«¡Macagüen, qué tiempos aquellos!»
La expresión la soltó un abuelo al que entrevistaban en un programa de televisión vasca, al hilo de la apertura de unas fosas. El hombre, un campesino con boina, rememoraba cohibido delante de la cámara lo que fue la barbarie de la retaguardia navarra que él había conocido de mozo. El anciano no podía contener las lágrimas. A su espalda, algo más lejos, se veía a gente de algún pueblo afanada en torno a un agujero abierto en el campo. Al final no acertaba a decir más que: «¡Macagüen, qué tiempos aquellos!».
Me he acordado muchas veces de esa frase mientras escribía estas páginas y me asomaba al tiempo que ni Arana ni ninguno de los aquí citados ha podido dejar del todo a su espalda. Durante este tiempo, he tenido delante la fotografía de la fosa de Sartaguda. Esa fotografía de 1978 me ha hecho pensar que los jóvenes que allí aparecen, tendrán ahora mi edad y los ancianos que en ella están, entonces testigos directos de lo sucedido, se habrán ido.
Estos últimos años he ido leyendo con asiduidad las noticias que tienen que ver con asuntos de la memoria histórica.

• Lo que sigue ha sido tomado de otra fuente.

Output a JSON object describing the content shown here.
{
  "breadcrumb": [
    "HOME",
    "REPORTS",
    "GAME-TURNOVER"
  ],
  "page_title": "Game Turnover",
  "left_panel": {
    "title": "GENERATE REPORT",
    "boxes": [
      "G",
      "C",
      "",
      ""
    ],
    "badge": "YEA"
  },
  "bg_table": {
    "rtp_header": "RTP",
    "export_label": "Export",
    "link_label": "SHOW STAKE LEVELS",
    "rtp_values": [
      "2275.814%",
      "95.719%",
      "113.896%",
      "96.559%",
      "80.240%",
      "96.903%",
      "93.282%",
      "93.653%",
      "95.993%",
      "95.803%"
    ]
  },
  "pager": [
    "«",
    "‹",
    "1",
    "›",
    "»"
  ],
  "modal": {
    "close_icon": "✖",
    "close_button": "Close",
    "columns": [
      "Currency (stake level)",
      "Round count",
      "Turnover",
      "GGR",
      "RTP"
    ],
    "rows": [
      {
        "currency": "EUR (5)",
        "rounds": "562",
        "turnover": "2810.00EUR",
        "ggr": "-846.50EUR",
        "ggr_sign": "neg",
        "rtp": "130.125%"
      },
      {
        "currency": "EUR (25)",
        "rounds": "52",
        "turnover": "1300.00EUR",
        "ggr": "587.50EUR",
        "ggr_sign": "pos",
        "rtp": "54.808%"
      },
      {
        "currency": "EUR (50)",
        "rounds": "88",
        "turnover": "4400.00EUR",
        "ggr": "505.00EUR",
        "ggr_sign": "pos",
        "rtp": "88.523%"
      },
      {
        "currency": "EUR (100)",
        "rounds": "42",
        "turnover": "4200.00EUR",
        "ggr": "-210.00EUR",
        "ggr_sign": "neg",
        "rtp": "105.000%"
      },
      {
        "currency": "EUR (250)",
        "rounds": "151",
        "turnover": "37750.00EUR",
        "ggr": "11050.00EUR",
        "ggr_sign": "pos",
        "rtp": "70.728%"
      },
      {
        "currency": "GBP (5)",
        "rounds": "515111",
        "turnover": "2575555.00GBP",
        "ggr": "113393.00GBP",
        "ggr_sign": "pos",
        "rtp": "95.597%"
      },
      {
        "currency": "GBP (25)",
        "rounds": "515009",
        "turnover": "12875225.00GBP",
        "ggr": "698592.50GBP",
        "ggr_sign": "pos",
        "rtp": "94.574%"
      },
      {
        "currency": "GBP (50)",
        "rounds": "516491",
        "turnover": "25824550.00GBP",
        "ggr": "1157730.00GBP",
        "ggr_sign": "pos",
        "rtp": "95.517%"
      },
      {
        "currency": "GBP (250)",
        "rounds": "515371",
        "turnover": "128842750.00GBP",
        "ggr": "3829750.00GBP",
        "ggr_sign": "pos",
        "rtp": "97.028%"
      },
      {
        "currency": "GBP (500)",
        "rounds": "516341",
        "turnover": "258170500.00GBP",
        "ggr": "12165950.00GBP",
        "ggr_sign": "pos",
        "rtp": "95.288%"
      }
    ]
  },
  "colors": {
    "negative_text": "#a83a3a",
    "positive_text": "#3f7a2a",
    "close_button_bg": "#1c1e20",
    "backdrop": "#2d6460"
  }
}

También me he asomado a los foros donde se comentan noticias y relatos históricos, por lo general falsos o falseados, y veo tal encono, tal rabia, tal capacidad de mentir y de no querer saber o admitir lo que poco a poco se ha ido haciendo público sobre lo sucedido entonces, que me hace pensar que todavía pervive un sentimiento de vencedores y de vencidos, condenados estos al silencio, y sobre todo que se demuestra poca cordura por lo que se refiere a algo que en el fondo no es sino una muy leve reparación histórica, que suple a la judicial -repetidamente negada en la petición de la anulación de juicios celebrados bajo una legislación de excepción o a la negativa gubernamental de firmar la convención de la ONU contra crímenes de guerra-, y la escritura precisa de una página de nuestra historia no del todo escrita.

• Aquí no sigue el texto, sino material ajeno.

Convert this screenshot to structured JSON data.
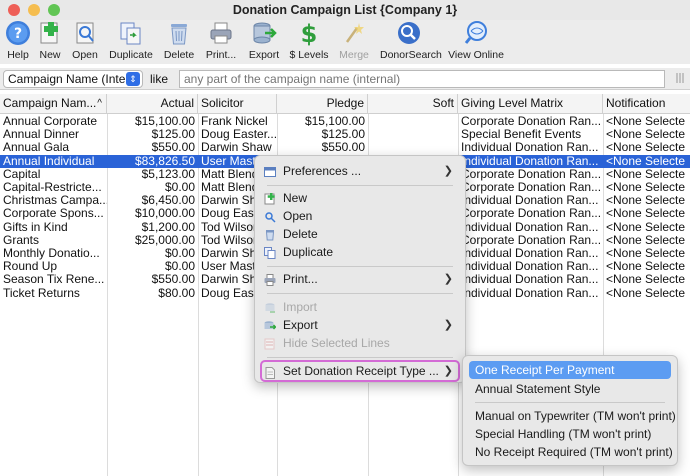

Pero sobre todo me acordé del «¡Macagüen, qué tiempos aquellos!» el día que fui a ver cómo terminaban de abrir una fosa común encontrada en Antxoritz, un pueblecito del valle de Esteribar, cerca de Pamplona, y rescataban los restos encontrados en ella. Fue un día de otoño, con lluvia, aunque de cuando en cuando aparecían rayos de sol que encendían la otoñada de los bosques de los alrededores.
[?]
Unos días antes habían hecho catas con una máquina excavadora y en una de ellas encontraron un cráneo, a un metro de la superficie. Después, cuando fueron abriendo a mano la zanja, habían aparecido los restos de seis personas.
Cuando llegamos al lugar, no había nadie. Al fondo de un prado, recortándose contra la vegetación espesa, se veían unos plásticos azules. Cuando nos acercamos comprobamos que era para proteger la fosa ya abierta con los esqueletos descubiertos y útiles de excavación a la vista. En primer término se veían dos cráneos reventados por el disparo mortal, el resto estaba en penumbra. Llovía mucho y el terreno en torno a la fosa era un barrizal. Solo se oía el ruido de la lluvia en la vegetación y el del regacho que corre junto al prado.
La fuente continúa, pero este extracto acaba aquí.